Washington, D.C. January 22, 2020. Yesterday, the Diplomatic Mission of Mexico to the Organization of American States (OAS) deposited an instrument of ratification to the Inter-American Convention Against Racism, Racial Discrimination and Related Forms of Intolerance with the Secretary General of the OAS , thus advancing its commitments to eliminate, prevent, prohibit, and sanction all acts and forms of discrimination and intolerance within Mexico. Additionally, the State of Mexico also ratified the Inter-American Convention Against All Forms of Discrimination and Intolerance. Because Mexico is the second OAS Member State to ratify this Convention, it will now enter into force in the region.
The deposit of both instruments was carried out this Tuesday morning by the Ambassador of Mexico to the OAS, Luz Elena Baños, and the Director General for Human Rights and Democracy at the Ministry of Foreign Affairs, Cristofer Ballinas.
“The deposit of these instruments of ratification is proof of Mexico’s broad openness to international scrutiny, and demonstrates a shared responsibility to confront the many great global challenges that are part of our country’s active and multilateral foreign policy,” said the Sub-Secretary for Multilateral Affairs and Human Rights of the Ministry of Foreign Affairs of Mexico, Martha Delgado, via video published on social media channels.
“With these actions, our country seeks to spark regional efforts that are necessary for us to guarantee an understanding among all the countries that make up this organization, which is to guarantee respect for the integrity and dignity of all persons regardless of their gender, race. or sexual orientation,” added Delgado.
Convention Against Racism
The first step to adhere to the Convention is to sign the document, which was done by the State of Mexico on November 13, 2018. Following the signature, countries must ratify the document internally, following their own constitutional processes. The Mexican Mission had done these two steps and moved forward in the process, finally depositing the instrument of ratification of the Convention with the OAS. The next step is the Convention’s entry into force within Mexico, which will be 30 days from today.
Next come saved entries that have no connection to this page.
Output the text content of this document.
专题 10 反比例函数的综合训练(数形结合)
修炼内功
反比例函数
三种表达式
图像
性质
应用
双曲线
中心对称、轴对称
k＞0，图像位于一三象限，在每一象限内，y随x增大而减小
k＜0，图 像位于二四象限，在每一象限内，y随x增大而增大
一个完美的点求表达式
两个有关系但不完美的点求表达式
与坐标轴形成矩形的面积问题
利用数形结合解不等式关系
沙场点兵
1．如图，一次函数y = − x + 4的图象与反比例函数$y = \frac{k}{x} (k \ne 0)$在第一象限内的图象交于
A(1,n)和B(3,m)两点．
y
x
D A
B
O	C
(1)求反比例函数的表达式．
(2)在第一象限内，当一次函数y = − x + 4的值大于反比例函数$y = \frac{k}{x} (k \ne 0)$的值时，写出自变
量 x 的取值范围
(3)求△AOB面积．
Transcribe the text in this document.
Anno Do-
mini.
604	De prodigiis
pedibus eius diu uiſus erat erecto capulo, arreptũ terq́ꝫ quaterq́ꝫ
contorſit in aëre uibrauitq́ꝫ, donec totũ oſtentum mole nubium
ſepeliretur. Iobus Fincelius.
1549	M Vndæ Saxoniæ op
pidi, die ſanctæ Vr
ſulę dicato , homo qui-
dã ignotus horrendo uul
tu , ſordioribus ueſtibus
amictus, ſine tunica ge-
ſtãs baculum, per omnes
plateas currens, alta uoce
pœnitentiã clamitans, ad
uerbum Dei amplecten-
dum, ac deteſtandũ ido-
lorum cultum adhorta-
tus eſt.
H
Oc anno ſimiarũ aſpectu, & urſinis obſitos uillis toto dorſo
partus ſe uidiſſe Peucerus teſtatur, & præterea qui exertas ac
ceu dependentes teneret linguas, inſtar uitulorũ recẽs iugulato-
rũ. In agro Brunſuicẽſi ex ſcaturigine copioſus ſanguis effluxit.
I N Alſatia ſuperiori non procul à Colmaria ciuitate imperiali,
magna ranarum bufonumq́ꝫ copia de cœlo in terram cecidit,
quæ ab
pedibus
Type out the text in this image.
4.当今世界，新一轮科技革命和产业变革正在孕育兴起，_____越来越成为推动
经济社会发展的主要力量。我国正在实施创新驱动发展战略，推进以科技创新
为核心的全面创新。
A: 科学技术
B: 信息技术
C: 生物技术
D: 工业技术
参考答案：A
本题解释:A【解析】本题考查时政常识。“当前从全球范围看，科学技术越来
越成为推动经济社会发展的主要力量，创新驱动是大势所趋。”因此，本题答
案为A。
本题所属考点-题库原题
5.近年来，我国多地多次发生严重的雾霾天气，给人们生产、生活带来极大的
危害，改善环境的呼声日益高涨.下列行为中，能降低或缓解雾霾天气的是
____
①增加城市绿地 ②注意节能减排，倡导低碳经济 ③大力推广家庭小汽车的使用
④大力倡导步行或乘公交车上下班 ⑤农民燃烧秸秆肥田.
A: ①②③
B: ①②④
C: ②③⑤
With the ratification of the Inter-American Convention Against Racism, Racial Discrimination and Related Forms of Intolerance, Mexico becomes the fifth country in the region where it enters into force. Since its inception in June 2013, the Convention has been signed and ratified by Costa Rica, Uruguay, Antigua & Barbuda, and Ecuador.
The Convention states that all States Parties must adopt specific policies and affirmative actions that seek to promote conditions of equality, equal opportunity, inclusion, and advancement for people or groups subjected to racism, discrimination, or intolerance; to adopt legislation that clearly defines and prohibits racism, discrimination, and intolerance; to ensure that victims of racism, discrimination, or intolerance are treated with equity and respect; to ensure equal access to the judicial system, to swift and effective legal proceedings, and to a just reparation in civil and penal matters, among other requirements.
Convention Against All Forms of Discrimination
Furthermore, Mexico is the second country to ratify the Inter-American Convention Against All Forms of Discrimination & Intolerance, after Uruguay.
The Convention states that all State parties must prevent, eliminate, prohibit, and punish, in accordance with their constitutional norms and the provisions of this Convention, all acts and manifestations of discrimination and intolerance, and to adopt the special policies and affirmative actions needed to ensure the enjoyment or exercise of rights and fundamental freedoms of persons or groups that are subject to discrimination or intolerance for the purpose of promoting equitable conditions for equal opportunity, inclusion, and progress for such persons or groups.
Race and Equality considers this as important step for the region, where, concerningly, we have observed an increase in the levels of racism and discrimination. As such, it is essential for all States to take the necessary national, regional, and international means to protect the rights of vulnerable groups against structural racism and all forms of discrimination, in order to create equal and tolerant societies. The expectations of these two Conventions are great, but we hope that they will be further developed and perfected as they are ratified and put into use.